Berdasarkan data BPS Februari 2026, jumlah angkatan kerja Indonesia mencapai 154,91 juta orang dengan tingkat pengangguran sebesar 4,68 persen. Sementara itu, sebanyak 19,44 persen pemuda berusia 15–24 tahun berada dalam kondisi NEET, yakni tidak bekerja, tidak sedang menempuh pendidikan, maupun mengikuti pelatihan.
Afriansyah juga mendorong generasi muda mengubah pola pikir dari sekadar pencari kerja menjadi pencipta lapangan kerja. Menurut dia, penguasaan kompetensi dan pemanfaatan teknologi dapat menjadi modal untuk menyelesaikan persoalan sekaligus menciptakan peluang baru.
Untuk mendukung peningkatan kompetensi generasi muda, Kementerian Ketenagakerjaan (Kemnaker) menjalankan sejumlah program, antara lain Pelatihan Vokasi Nasional (PVN), Program Magang Nasional (MagangHub), Talent and Innovation Hub (TIH) Pembinaan Talenta Vokasi Indonesia, serta pelatihan melalui Balai Pelatihan Vokasi dan Produktivitas (BPVP).
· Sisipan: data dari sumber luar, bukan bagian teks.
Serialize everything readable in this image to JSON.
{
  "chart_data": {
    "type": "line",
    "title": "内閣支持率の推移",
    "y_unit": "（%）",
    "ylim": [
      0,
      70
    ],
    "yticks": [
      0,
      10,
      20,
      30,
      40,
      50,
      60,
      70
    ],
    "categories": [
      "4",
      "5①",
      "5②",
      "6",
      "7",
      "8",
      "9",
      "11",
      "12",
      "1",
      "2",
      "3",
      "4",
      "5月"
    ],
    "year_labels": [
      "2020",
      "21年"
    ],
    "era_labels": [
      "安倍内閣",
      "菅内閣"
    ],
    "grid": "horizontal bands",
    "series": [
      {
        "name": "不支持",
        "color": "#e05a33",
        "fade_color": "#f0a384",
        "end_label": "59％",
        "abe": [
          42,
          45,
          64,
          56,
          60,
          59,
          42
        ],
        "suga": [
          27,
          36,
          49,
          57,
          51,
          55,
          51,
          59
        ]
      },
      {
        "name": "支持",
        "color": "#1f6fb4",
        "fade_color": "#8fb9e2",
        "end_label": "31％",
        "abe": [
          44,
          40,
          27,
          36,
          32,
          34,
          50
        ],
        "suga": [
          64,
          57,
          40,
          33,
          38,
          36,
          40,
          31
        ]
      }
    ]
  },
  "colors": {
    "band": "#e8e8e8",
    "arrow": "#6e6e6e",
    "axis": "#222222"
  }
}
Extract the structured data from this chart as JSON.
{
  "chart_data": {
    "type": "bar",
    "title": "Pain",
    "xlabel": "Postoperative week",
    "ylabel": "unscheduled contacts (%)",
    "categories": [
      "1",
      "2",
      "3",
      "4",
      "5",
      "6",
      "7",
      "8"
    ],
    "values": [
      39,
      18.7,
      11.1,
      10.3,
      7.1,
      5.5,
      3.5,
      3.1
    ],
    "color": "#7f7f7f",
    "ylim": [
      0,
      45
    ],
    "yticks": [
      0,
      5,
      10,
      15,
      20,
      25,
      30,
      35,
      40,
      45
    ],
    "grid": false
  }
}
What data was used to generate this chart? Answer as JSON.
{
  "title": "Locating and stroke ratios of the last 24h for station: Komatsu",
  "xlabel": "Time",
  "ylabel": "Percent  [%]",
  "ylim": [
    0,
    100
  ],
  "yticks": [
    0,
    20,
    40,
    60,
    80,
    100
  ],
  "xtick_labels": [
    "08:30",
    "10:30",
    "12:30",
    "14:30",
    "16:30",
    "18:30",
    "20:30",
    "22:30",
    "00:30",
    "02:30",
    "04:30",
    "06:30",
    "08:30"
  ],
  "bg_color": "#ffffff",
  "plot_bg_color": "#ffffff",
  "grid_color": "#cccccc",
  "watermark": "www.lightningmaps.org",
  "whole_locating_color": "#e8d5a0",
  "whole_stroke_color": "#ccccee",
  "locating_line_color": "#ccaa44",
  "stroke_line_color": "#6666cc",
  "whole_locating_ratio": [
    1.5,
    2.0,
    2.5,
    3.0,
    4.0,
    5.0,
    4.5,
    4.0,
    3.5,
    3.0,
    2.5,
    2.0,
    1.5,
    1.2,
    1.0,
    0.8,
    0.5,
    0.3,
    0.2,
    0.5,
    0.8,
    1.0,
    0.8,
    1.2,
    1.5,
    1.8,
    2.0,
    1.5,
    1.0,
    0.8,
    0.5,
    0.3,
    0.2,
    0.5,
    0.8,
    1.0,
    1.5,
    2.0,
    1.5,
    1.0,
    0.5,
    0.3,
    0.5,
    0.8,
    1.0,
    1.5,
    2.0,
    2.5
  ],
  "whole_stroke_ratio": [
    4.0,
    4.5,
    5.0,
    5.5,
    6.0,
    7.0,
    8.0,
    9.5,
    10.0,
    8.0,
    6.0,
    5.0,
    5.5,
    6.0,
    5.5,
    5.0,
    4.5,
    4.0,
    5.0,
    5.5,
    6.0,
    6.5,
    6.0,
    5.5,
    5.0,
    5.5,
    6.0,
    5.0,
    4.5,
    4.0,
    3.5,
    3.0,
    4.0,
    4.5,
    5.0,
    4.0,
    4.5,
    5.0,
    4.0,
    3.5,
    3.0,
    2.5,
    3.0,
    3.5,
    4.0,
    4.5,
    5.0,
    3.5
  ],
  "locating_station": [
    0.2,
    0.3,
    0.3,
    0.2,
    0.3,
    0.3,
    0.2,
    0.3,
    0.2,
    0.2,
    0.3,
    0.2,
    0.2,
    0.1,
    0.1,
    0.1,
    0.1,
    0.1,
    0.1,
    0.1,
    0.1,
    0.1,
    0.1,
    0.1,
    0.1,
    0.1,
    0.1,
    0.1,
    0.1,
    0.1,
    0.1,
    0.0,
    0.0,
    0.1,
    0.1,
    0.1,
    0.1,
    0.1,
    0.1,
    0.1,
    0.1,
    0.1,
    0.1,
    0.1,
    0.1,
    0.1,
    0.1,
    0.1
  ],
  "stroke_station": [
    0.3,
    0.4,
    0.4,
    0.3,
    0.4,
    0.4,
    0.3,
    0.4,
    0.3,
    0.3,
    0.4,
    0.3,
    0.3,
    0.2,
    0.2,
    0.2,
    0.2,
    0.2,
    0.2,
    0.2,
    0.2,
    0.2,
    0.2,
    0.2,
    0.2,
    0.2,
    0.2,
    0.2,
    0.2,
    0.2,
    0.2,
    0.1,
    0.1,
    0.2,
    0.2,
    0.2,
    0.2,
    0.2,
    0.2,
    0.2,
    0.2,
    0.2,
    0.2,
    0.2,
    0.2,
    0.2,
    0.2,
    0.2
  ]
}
Afriansyah menilai peningkatan kompetensi juga membutuhkan keterhubungan antara pembelajaran di perguruan tinggi dan kebutuhan dunia industri. Kampus, kata dia, tidak hanya berperan dalam pengembangan ilmu pengetahuan, tetapi juga perlu membekali mahasiswa dengan karakter, kompetensi, kemampuan beradaptasi, dan kewirausahaan.
Keterhubungan tersebut membutuhkan kolaborasi antara pemerintah, perguruan tinggi, industri, komunitas, dan media untuk membangun ekosistem ketenagakerjaan yang mendukung kesiapan generasi muda.
Upaya tersebut sejalan dengan RPJMN 2025–2029 yang menempatkan pembangunan sumber daya manusia adaptif dan berdaya saing global sebagai salah satu arah pembangunan. Generasi muda diharapkan mampu memanfaatkan perkembangan teknologi, termasuk AI, untuk meningkatkan produktivitas sekaligus mengambil peran dalam perubahan dunia kerja dan pembangunan Indonesia. (af)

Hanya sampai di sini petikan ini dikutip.